Another AI-washing case shows where SEC is headed

Another AI-washing case shows where SEC is headed
The Securities and Exchange Commission has focused on "black-and-white" allegations of AI washing, but that could broaden out to a gray area that may loop in more financial services companies, a lawyer says.
OCT 11, 2024

The SEC has brought another case against an investment advisor over alleged AI washing, on Thursday announcing charges against small California-based firm Rimar Capital and its owners.

That company is settling with the SEC for $310,000 in penalties, though it did not agree to admit or deny the SEC’s findings. Rimar and owners Itai Liptz and Clifford Boro allegedly made false or misleading statements about its purported use of AI around automated trading for clients while raising about $4 million among 45 investors, the SEC stated.

“Through entities he controlled, Liptz lured investors and clients with multiple fabrications, including with buzzwords about the latest AI technology,” said Andrew Dean, co-chief of the SEC’s asset management unit, in the announcement. “As AI becomes more popular in the investing space, we will continue to be vigilant and pursue those who lie about their firms’ technological capabilities and engage in ‘AI washing.'”

Additionally, the SEC found that the company and its owners “made misrepresentations about Rimar LLC’s assets under management and its investment returns … [and] obtained advisory clients using the misleading statements and that Liptz misappropriated company funds for personal expenses.”

The settlement includes a $250,000 civil penalty for Liptz and a $60,000 penalty for Boro. Liptz will also pay more than $213,000 in disgorgement and prejudgment interest and is barred from the industry for five years.

The SEC brought its first case concerning AI washing earlier this year, in March charging two companies: Delphia (USA) Inc. and Global Predictions, Inc., which settled the case for $400,000 in penalties. Then in June the regulator charged the owner and founder of a defunct AI recruitment startup, Joonko, alleging that the owner defrauded investors of $21 million by making false or misleading claims.

The SEC has also issued an investor alert focused on AI washing, and chair Gary Gensler has warned the financial services industry about it. In an Office Hours video posted last month, Gensler said that investment advisors and broker-dealers “should not mislead the public by saying they're using AI when they're not, nor say that they're using it in a particular way and not do so.” That could violate securities laws, he noted.

Although the handful of cases the SEC has filed so far appear to have been straightforward – a “layup” for the agency – it’s likely that enforcement will broaden out, said Dave Shargel, a partner at law firm Bracewell.

“There’s a good chance that enforcement actions will eventually move away from the black and white and into the gray areas, which raises questions about what does it mean to be using AI,” Shargel said. “There’s not singular definition of what AI is, and that can make it difficult for companies to describe it. And AI can be difficult to enforce.”

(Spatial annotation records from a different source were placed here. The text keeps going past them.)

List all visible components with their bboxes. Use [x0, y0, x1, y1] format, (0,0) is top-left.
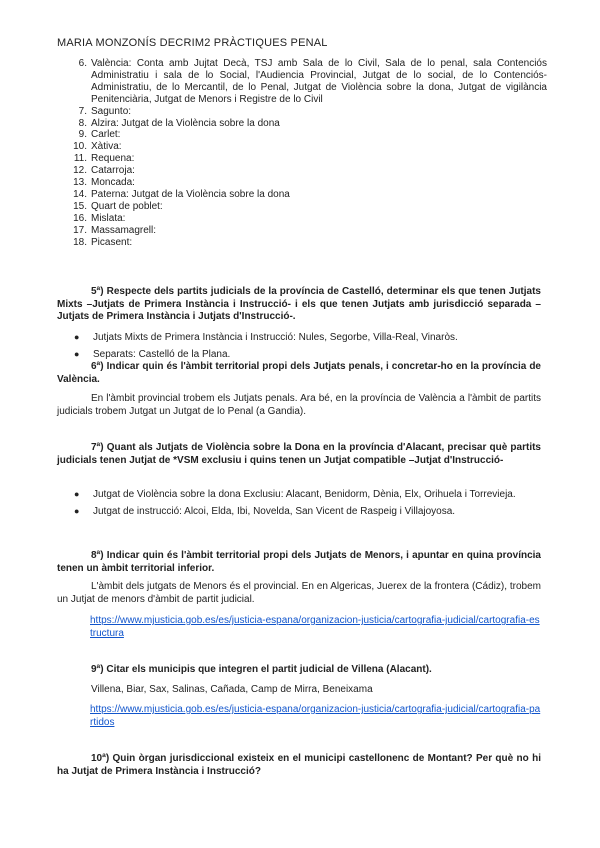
- question-5: 5ª) Respecte dels partits judicials de la província de Castelló, determinar els que tenen Jutjats Mixts –Jutjats de Primera Instància i Instrucció- i els que tenen Jutjats amb jurisdicció separada –Jutjats de Primera Instància i Jutjats d'Instrucció-.: [57, 286, 541, 322]
- question-5-bullets: [57, 331, 541, 365]
- bullet-icon: ●: [74, 332, 80, 342]
- list-item: 10. Xàtiva:: [73, 141, 122, 153]
- bullet-item: ● Jutjats Mixts de Primera Instància i Instrucció: Nules, Segorbe, Villa-Real, Vinaròs.: [74, 332, 458, 343]
- question-7-bullets: [57, 488, 541, 522]
- list-item: 11. Requena:: [73, 153, 135, 165]
- answer-9: Villena, Biar, Sax, Salinas, Cañada, Camp de Mirra, Beneixama: [91, 684, 373, 695]
- list-item: 17. Massamagrell:: [73, 224, 157, 236]
- answer-6: En l'àmbit provincial trobem els Jutjats penals. Ara bé, en la província de València a l'àmbit de partits judicials trobem Jutgat un Jutgat de lo Penal (a Gandia).: [57, 393, 541, 417]
- list-item: 6. València: Conta amb Jujtat Decà, TSJ amb Sala de lo Civil, Sala de lo penal, sala Contenciós Administratiu i sala de lo Social, l'Audiencia Provincial, Jutgat de lo social, de lo Contenciós-Administratiu, de lo Mercantil, de lo Penal, Jutgat de Violència sobre la dona, Jutgat de vigilància Penitenciària, Jutgat de Menors i Registre de lo Civil: [78, 58, 547, 105]
- list-item: 15. Quart de poblet:: [73, 200, 163, 212]
- answer-8: L'àmbit dels jutgats de Menors és el provincial. En en Algericas, Juerex de la frontera (Cádiz), trobem un Jutjat de menors d'àmbit de partit judicial.: [57, 581, 541, 605]
- question-7: 7ª) Quant als Jutjats de Violència sobre la Dona en la província d'Alacant, precisar què partits judicials tenen Jutjat de *VSM exclusiu i quins tenen un Jutjat compatible –Jutjat d'Instrucció-: [57, 442, 541, 466]
- list-item: 16. Mislata:: [73, 212, 126, 224]
- bullet-icon: ●: [74, 506, 80, 516]
- bullet-icon: ●: [74, 489, 80, 499]
- bullet-item: ● Jutgat de Violència sobre la dona Exclusiu: Alacant, Benidorm, Dènia, Elx, Orihuela i Torrevieja.: [74, 489, 516, 500]
- bullet-item: ● Jutgat de instrucció: Alcoi, Elda, Ibi, Novelda, San Vicent de Raspeig i Villajoyosa.: [74, 506, 456, 517]
- list-item: 14. Paterna: Jutgat de la Violència sobre la dona: [73, 188, 290, 200]
- cartografia-estructura-link[interactable]: https://www.mjusticia.gob.es/es/justicia-espana/organizacion-justicia/cartografia-judicial/cartografia-estructura: [90, 615, 540, 639]
- list-item: 18. Picasent:: [73, 236, 133, 248]
- bullet-icon: ●: [74, 349, 80, 359]
- question-8: 8ª) Indicar quin és l'àmbit territorial propi dels Jutjats de Menors, i apuntar en quina província tenen un àmbit territorial inferior.: [57, 550, 541, 574]
- bullet-item: ● Separats: Castelló de la Plana.: [74, 349, 231, 360]
- cartografia-partidos-link[interactable]: https://www.mjusticia.gob.es/es/justicia-espana/organizacion-justicia/cartografia-judicial/cartografia-partidos: [90, 704, 541, 728]
- list-item: 8. Alzira: Jutgat de la Violència sobre la dona: [78, 117, 280, 129]
- court-list: [73, 58, 547, 249]
- question-6: 6ª) Indicar quin és l'àmbit territorial propi dels Jutjats penals, i concretar-ho en la província de València.: [57, 361, 541, 385]
- list-item: 9. Carlet:: [78, 129, 121, 141]
- list-item: 7. Sagunto:: [78, 105, 132, 117]
- list-item: 12. Catarroja:: [73, 165, 135, 177]
- question-9: 9ª) Citar els municipis que integren el partit judicial de Villena (Alacant).: [91, 664, 432, 675]
- document-header: MARIA MONZONÍS DECRIM2 PRÀCTIQUES PENAL: [57, 37, 328, 49]
- list-item: 13. Moncada:: [73, 177, 135, 189]
- question-10: 10ª) Quin òrgan jurisdiccional existeix en el municipi castellonenc de Montant? Per què no hi ha Jutjat de Primera Instància i Instrucció?: [57, 753, 541, 777]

While many companies in different industries likely face risks around AI washing, the obvious way to address it is “don’t say you’re using AI when you’re just not,” Shargel said.

RIAs and broker-dealers should also be thoughtful in how they vet third-party AI providers whose services they plan to use, having a good understanding not only of what products are and can do but what they are not and cannot do, he said.

For context, observers should consider the enforcement the SEC has done around environmental, social, and governance claims – an area where the financial services industry has become extra careful when describing in public statements, he noted.

“This is just another indication that this [AI washing] is going to be part of the enforcement trend for the foreseeable future.”